Tuesday 30 May 2017

Educational conundrums!

In the weekend paper there was an article about revisiting Baltimore fifteen years after "The Wire" was first filmed there. The various series looked at drugs, crime, corruption, politics, unions, education - practically an election campaign all on its own.

By a curious coincidence I have just read "A Spool of Blue Thread" by Ann Tyler, also set in Baltimore, but a very different Baltimore. Hers was a very white, mostly middle class Baltimore. How curious!

In the newspaper feature one person commented that you could remake "The Wire" today or in another fifteen years' time and it would not be substantially different. What a sad situation!

The school that was used in the series on education was portrayed as a busy, bustling state secondary school, overcrowded, full of social problems, with teachers striving to do their best for the children of their district. The school building stood empty for some time after the TV people left but now houses a Montessori school with about 450 pupils and its ideals of guided freedom of learning, learning through discovery, and mixed ages in the classrooms. Parents all over the city want to send their children there and there is a waiting list of about 1200! Some small boys who live near the school missed out on the lottery for places and have to attend a different, larger, more traditional state school. They commented that they would like to go to the Montessori school as they have heard that the teachers don't shout at you all the time.

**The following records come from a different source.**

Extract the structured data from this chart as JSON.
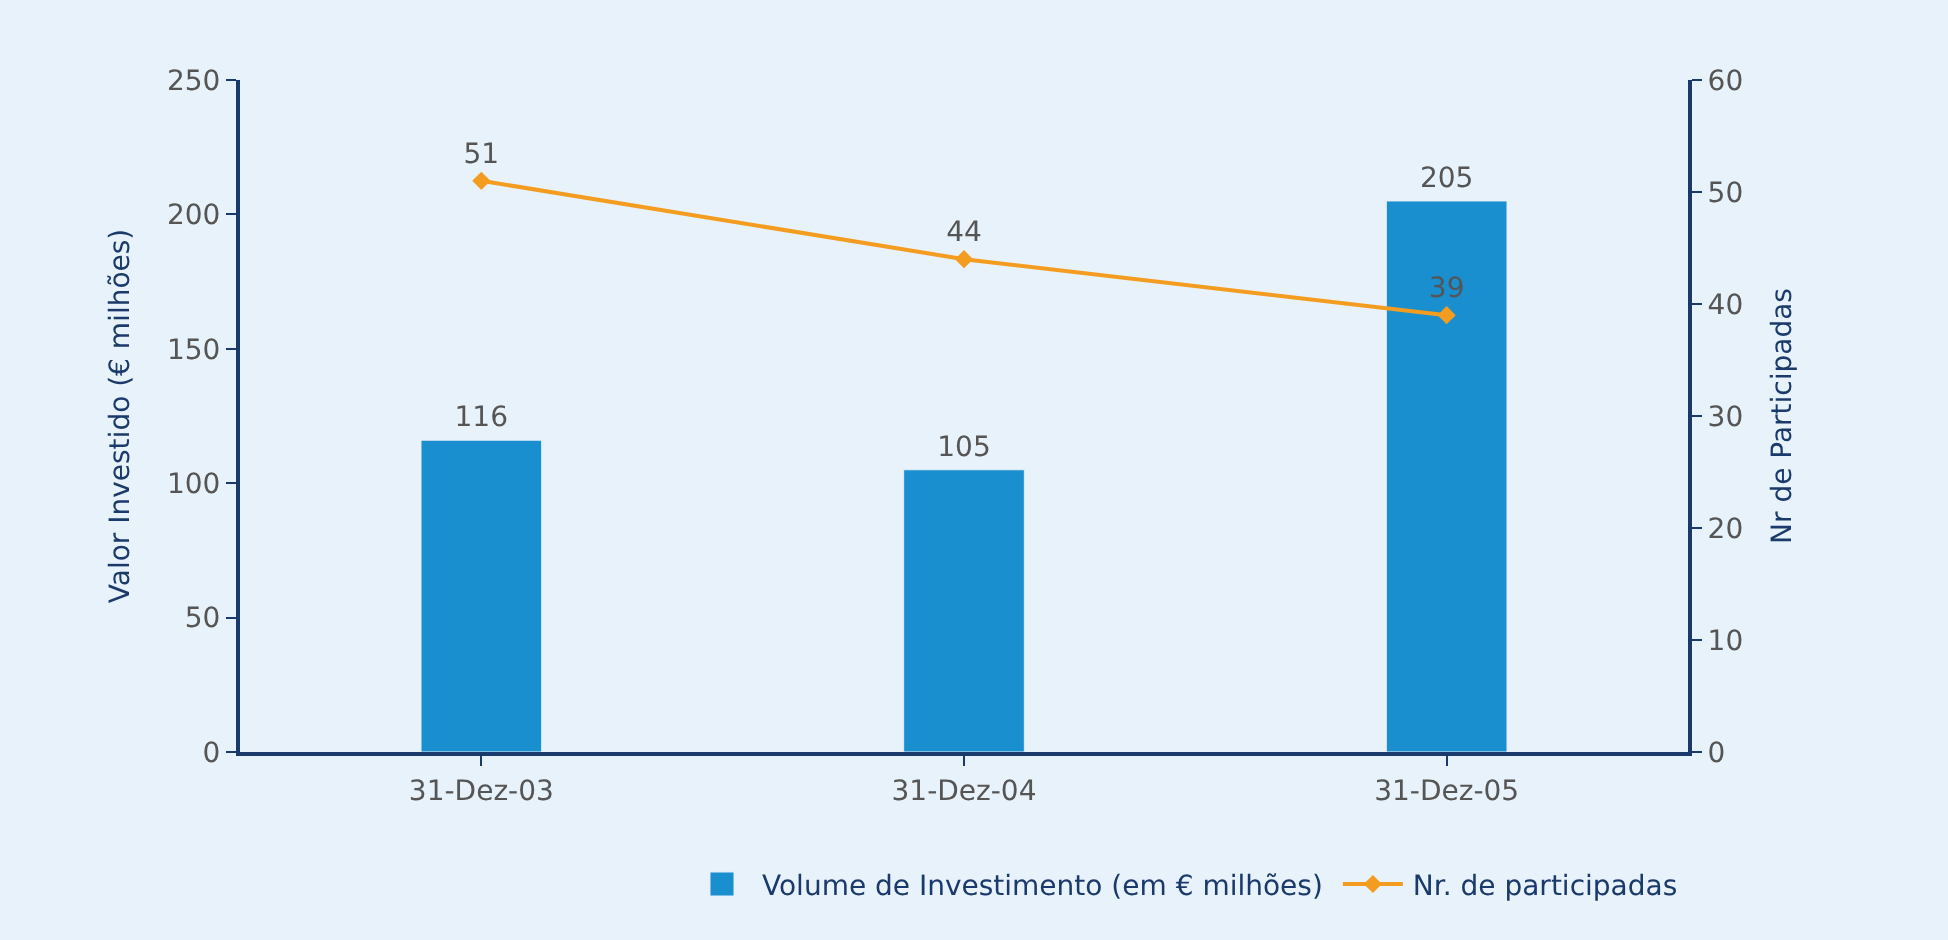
{
  "chart_data": {
    "type": "bar",
    "categories": [
      "31-Dez-03",
      "31-Dez-04",
      "31-Dez-05"
    ],
    "ylabel": "Valor Investido (€ milhões)",
    "y2label": "Nr de Participadas",
    "series": [
      {
        "name": "Volume de Investimento (em € milhões)",
        "color": "#1a8fd0",
        "values": [
          116,
          105,
          205
        ]
      },
      {
        "name": "Nr. de participadas",
        "type": "line",
        "axis": "y2",
        "color": "#f39c1f",
        "marker": "diamond",
        "values": [
          51,
          44,
          39
        ]
      }
    ],
    "data_labels": true,
    "ylim": [
      0,
      250
    ],
    "yticks": [
      0,
      50,
      100,
      150,
      200,
      250
    ],
    "y2lim": [
      0,
      60
    ],
    "y2ticks": [
      0,
      10,
      20,
      30,
      40,
      50,
      60
    ],
    "grid": false,
    "legend": "bottom"
  }
}
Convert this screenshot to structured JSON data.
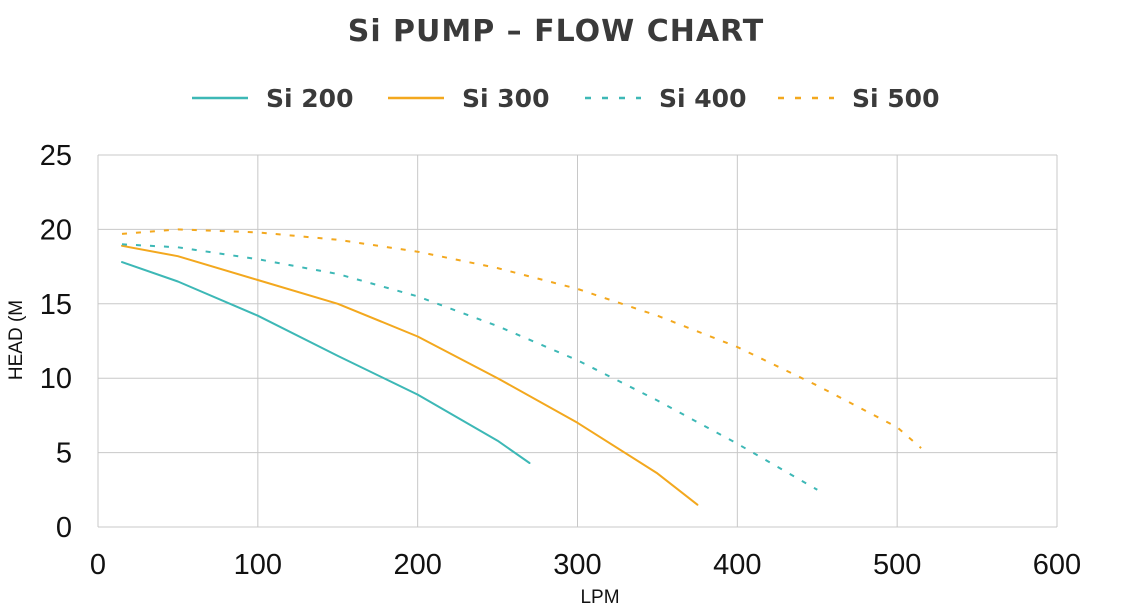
{
  "chart_data": {
    "type": "line",
    "title": "Si PUMP – FLOW CHART",
    "xlabel": "LPM",
    "ylabel": "HEAD (M",
    "xlim": [
      0,
      600
    ],
    "ylim": [
      0,
      25
    ],
    "x_ticks": [
      0,
      100,
      200,
      300,
      400,
      500,
      600
    ],
    "y_ticks": [
      0,
      5,
      10,
      15,
      20,
      25
    ],
    "grid": true,
    "legend_position": "top",
    "series": [
      {
        "name": "Si 200",
        "color": "#3db8b6",
        "style": "solid",
        "x": [
          15,
          50,
          100,
          150,
          200,
          250,
          270
        ],
        "y": [
          17.8,
          16.5,
          14.2,
          11.5,
          8.9,
          5.8,
          4.3
        ]
      },
      {
        "name": "Si 300",
        "color": "#f3a81e",
        "style": "solid",
        "x": [
          15,
          50,
          100,
          150,
          200,
          250,
          300,
          350,
          375
        ],
        "y": [
          18.9,
          18.2,
          16.6,
          15.0,
          12.8,
          10.0,
          7.0,
          3.6,
          1.5
        ]
      },
      {
        "name": "Si 400",
        "color": "#3db8b6",
        "style": "dashed",
        "x": [
          15,
          50,
          100,
          150,
          200,
          250,
          300,
          350,
          400,
          450
        ],
        "y": [
          19.0,
          18.8,
          18.0,
          17.0,
          15.5,
          13.5,
          11.2,
          8.5,
          5.6,
          2.5
        ]
      },
      {
        "name": "Si 500",
        "color": "#f3a81e",
        "style": "dashed",
        "x": [
          15,
          50,
          100,
          150,
          200,
          250,
          300,
          350,
          400,
          450,
          500,
          515
        ],
        "y": [
          19.7,
          20.0,
          19.8,
          19.3,
          18.5,
          17.4,
          16.0,
          14.2,
          12.1,
          9.5,
          6.7,
          5.3
        ]
      }
    ]
  }
}
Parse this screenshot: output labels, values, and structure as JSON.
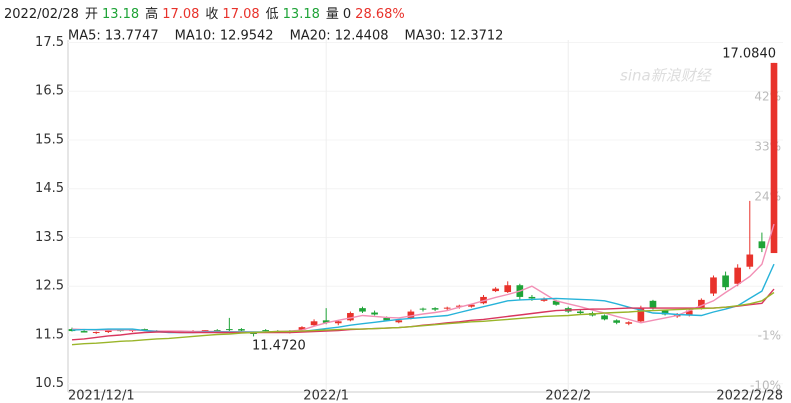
{
  "quote": {
    "date": "2022/02/28",
    "items": [
      {
        "label": "开",
        "value": 13.18,
        "color": "#1ea337"
      },
      {
        "label": "高",
        "value": 17.08,
        "color": "#e8322b"
      },
      {
        "label": "收",
        "value": 17.08,
        "color": "#e8322b"
      },
      {
        "label": "低",
        "value": 13.18,
        "color": "#1ea337"
      },
      {
        "label": "量",
        "value": 0,
        "color": "#222"
      }
    ],
    "change": "28.68%",
    "change_color": "#e8322b"
  },
  "chart_data": {
    "type": "candlestick",
    "watermark": "sina新浪财经",
    "up_color": "#e8322b",
    "down_color": "#1ea337",
    "categories": [
      "2021/12/1",
      null,
      null,
      null,
      null,
      null,
      null,
      null,
      null,
      null,
      null,
      null,
      null,
      null,
      null,
      null,
      null,
      null,
      null,
      null,
      null,
      "2022/1",
      null,
      null,
      null,
      null,
      null,
      null,
      null,
      null,
      null,
      null,
      null,
      null,
      null,
      null,
      null,
      null,
      null,
      null,
      null,
      "2022/2",
      null,
      null,
      null,
      null,
      null,
      null,
      null,
      null,
      null,
      null,
      null,
      null,
      null,
      null,
      null,
      null,
      "2022/2/28"
    ],
    "candles": {
      "open": [
        11.62,
        11.58,
        11.55,
        11.56,
        11.6,
        11.58,
        11.62,
        11.58,
        11.57,
        11.56,
        11.57,
        11.58,
        11.6,
        11.62,
        11.62,
        11.55,
        11.6,
        11.58,
        11.55,
        11.6,
        11.7,
        11.8,
        11.74,
        11.8,
        12.05,
        11.96,
        11.85,
        11.76,
        11.85,
        12.04,
        12.05,
        12.04,
        12.08,
        12.08,
        12.15,
        12.4,
        12.38,
        12.52,
        12.28,
        12.2,
        12.2,
        12.05,
        11.98,
        11.95,
        11.9,
        11.8,
        11.73,
        11.78,
        12.2,
        12.0,
        11.88,
        11.9,
        12.05,
        12.35,
        12.72,
        12.55,
        12.9,
        13.42,
        13.18
      ],
      "high": [
        11.65,
        11.62,
        11.57,
        11.6,
        11.62,
        11.62,
        11.63,
        11.6,
        11.59,
        11.58,
        11.6,
        11.6,
        11.62,
        11.85,
        11.64,
        11.56,
        11.62,
        11.6,
        11.6,
        11.68,
        11.82,
        12.05,
        11.8,
        11.98,
        12.08,
        12.0,
        11.88,
        11.82,
        12.02,
        12.06,
        12.07,
        12.08,
        12.12,
        12.14,
        12.32,
        12.48,
        12.6,
        12.55,
        12.32,
        12.27,
        12.22,
        12.08,
        12.02,
        11.98,
        11.92,
        11.82,
        11.78,
        12.1,
        12.22,
        12.02,
        11.95,
        12.05,
        12.25,
        12.72,
        12.8,
        12.95,
        14.25,
        13.6,
        17.08
      ],
      "low": [
        11.57,
        11.55,
        11.52,
        11.54,
        11.57,
        11.56,
        11.58,
        11.56,
        11.55,
        11.54,
        11.55,
        11.56,
        11.57,
        11.58,
        11.58,
        11.47,
        11.57,
        11.55,
        11.53,
        11.58,
        11.68,
        11.72,
        11.7,
        11.78,
        11.95,
        11.9,
        11.78,
        11.74,
        11.82,
        11.98,
        11.99,
        12.0,
        12.04,
        12.06,
        12.13,
        12.38,
        12.36,
        12.22,
        12.2,
        12.18,
        12.1,
        11.95,
        11.92,
        11.88,
        11.8,
        11.72,
        11.7,
        11.75,
        12.02,
        11.9,
        11.85,
        11.88,
        12.02,
        12.3,
        12.42,
        12.5,
        12.85,
        13.2,
        13.18
      ],
      "close": [
        11.58,
        11.55,
        11.56,
        11.59,
        11.58,
        11.62,
        11.59,
        11.57,
        11.56,
        11.57,
        11.58,
        11.6,
        11.58,
        11.6,
        11.59,
        11.52,
        11.58,
        11.57,
        11.58,
        11.66,
        11.78,
        11.75,
        11.78,
        11.95,
        11.98,
        11.92,
        11.8,
        11.8,
        11.98,
        12.02,
        12.02,
        12.06,
        12.1,
        12.12,
        12.28,
        12.45,
        12.52,
        12.28,
        12.25,
        12.24,
        12.12,
        11.98,
        11.95,
        11.9,
        11.82,
        11.75,
        11.76,
        12.05,
        12.05,
        11.92,
        11.92,
        12.0,
        12.22,
        12.68,
        12.48,
        12.88,
        13.15,
        13.28,
        17.08
      ]
    },
    "series": [
      {
        "name": "MA5: 13.7747",
        "color": "#f28fb5",
        "values": [
          11.62,
          11.61,
          11.6,
          11.6,
          11.6,
          11.6,
          11.59,
          11.58,
          11.58,
          11.58,
          11.57,
          11.57,
          11.57,
          11.56,
          11.56,
          11.55,
          11.56,
          11.57,
          11.58,
          11.6,
          11.68,
          11.75,
          11.8,
          11.85,
          11.9,
          11.88,
          11.86,
          11.85,
          11.89,
          11.93,
          11.96,
          12.0,
          12.07,
          12.13,
          12.2,
          12.27,
          12.33,
          12.4,
          12.5,
          12.35,
          12.2,
          12.14,
          12.08,
          12.01,
          11.95,
          11.88,
          11.82,
          11.75,
          11.8,
          11.85,
          11.9,
          12.0,
          12.1,
          12.2,
          12.37,
          12.53,
          12.7,
          12.95,
          13.7747
        ]
      },
      {
        "name": "MA10: 12.9542",
        "color": "#27b3d9",
        "values": [
          11.6,
          11.61,
          11.61,
          11.62,
          11.62,
          11.62,
          11.59,
          11.57,
          11.55,
          11.55,
          11.55,
          11.56,
          11.56,
          11.56,
          11.56,
          11.56,
          11.56,
          11.56,
          11.57,
          11.57,
          11.6,
          11.63,
          11.66,
          11.7,
          11.73,
          11.76,
          11.79,
          11.82,
          11.84,
          11.86,
          11.88,
          11.9,
          11.96,
          12.02,
          12.08,
          12.14,
          12.2,
          12.22,
          12.23,
          12.24,
          12.25,
          12.24,
          12.23,
          12.22,
          12.2,
          12.14,
          12.07,
          12.01,
          11.95,
          11.94,
          11.92,
          11.91,
          11.9,
          11.97,
          12.03,
          12.1,
          12.25,
          12.4,
          12.9542
        ]
      },
      {
        "name": "MA20: 12.4408",
        "color": "#d9365e",
        "values": [
          11.4,
          11.42,
          11.45,
          11.48,
          11.5,
          11.53,
          11.55,
          11.56,
          11.56,
          11.55,
          11.55,
          11.55,
          11.55,
          11.55,
          11.55,
          11.55,
          11.55,
          11.55,
          11.55,
          11.56,
          11.57,
          11.58,
          11.59,
          11.61,
          11.62,
          11.63,
          11.64,
          11.65,
          11.67,
          11.7,
          11.72,
          11.75,
          11.77,
          11.8,
          11.82,
          11.85,
          11.88,
          11.91,
          11.94,
          11.97,
          12.0,
          12.01,
          12.02,
          12.03,
          12.03,
          12.04,
          12.05,
          12.05,
          12.05,
          12.05,
          12.05,
          12.05,
          12.05,
          12.05,
          12.07,
          12.09,
          12.12,
          12.15,
          12.4408
        ]
      },
      {
        "name": "MA30: 12.3712",
        "color": "#9ab52a",
        "values": [
          11.3,
          11.32,
          11.33,
          11.35,
          11.37,
          11.38,
          11.4,
          11.42,
          11.43,
          11.45,
          11.47,
          11.49,
          11.51,
          11.52,
          11.54,
          11.55,
          11.56,
          11.57,
          11.57,
          11.58,
          11.59,
          11.6,
          11.61,
          11.62,
          11.62,
          11.63,
          11.64,
          11.65,
          11.67,
          11.69,
          11.71,
          11.73,
          11.75,
          11.77,
          11.78,
          11.8,
          11.82,
          11.84,
          11.86,
          11.88,
          11.89,
          11.9,
          11.92,
          11.93,
          11.95,
          11.96,
          11.97,
          11.99,
          12.0,
          12.01,
          12.02,
          12.03,
          12.04,
          12.05,
          12.07,
          12.1,
          12.14,
          12.2,
          12.3712
        ]
      }
    ],
    "ylim": [
      10.33,
      17.55
    ],
    "yticks": [
      10.5,
      11.5,
      12.5,
      13.5,
      14.5,
      15.5,
      16.5,
      17.5
    ],
    "y2lim": [
      -11.1,
      52.3
    ],
    "y2ticks": [
      {
        "value": -10,
        "label": "-10%"
      },
      {
        "value": -1,
        "label": "-1%"
      },
      {
        "value": 24,
        "label": "24%"
      },
      {
        "value": 33,
        "label": "33%"
      },
      {
        "value": 42,
        "label": "42%"
      }
    ],
    "annotations": [
      {
        "label": "17.0840"
      },
      {
        "label": "11.4720"
      }
    ],
    "grid": true
  }
}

If only funding could make every school, if not a Montessori school for after all some people don't believe in those ideals, than at least a smaller unit where staff can know and nurture all their pupils properly.

This article about education cuts points out that every pound a government invests in education is pounds upon pounds it won’t have to spend later on hospitals, welfare and criminal justice. We should be able to teach our children how to live healthily and thus save money on healthcare and hospitals. We should be able to teach them right from wrong in a meaningful way, with the support to keep them out of prison and possibly in work.

Instead we have a situation where a primary school in Wandsworth is asking their top juniors to vacuum the classrooms at the end of the day as the cutbacks mean they can't afford to replace the cleaner who just left. The headteacher's husband does the school 's plumbing repairs for free. Parents order educational supplies from Amazon and bring them to the school.

If someone put it in a TV series, you might think it was a little over the top. The truth is stranger than fiction!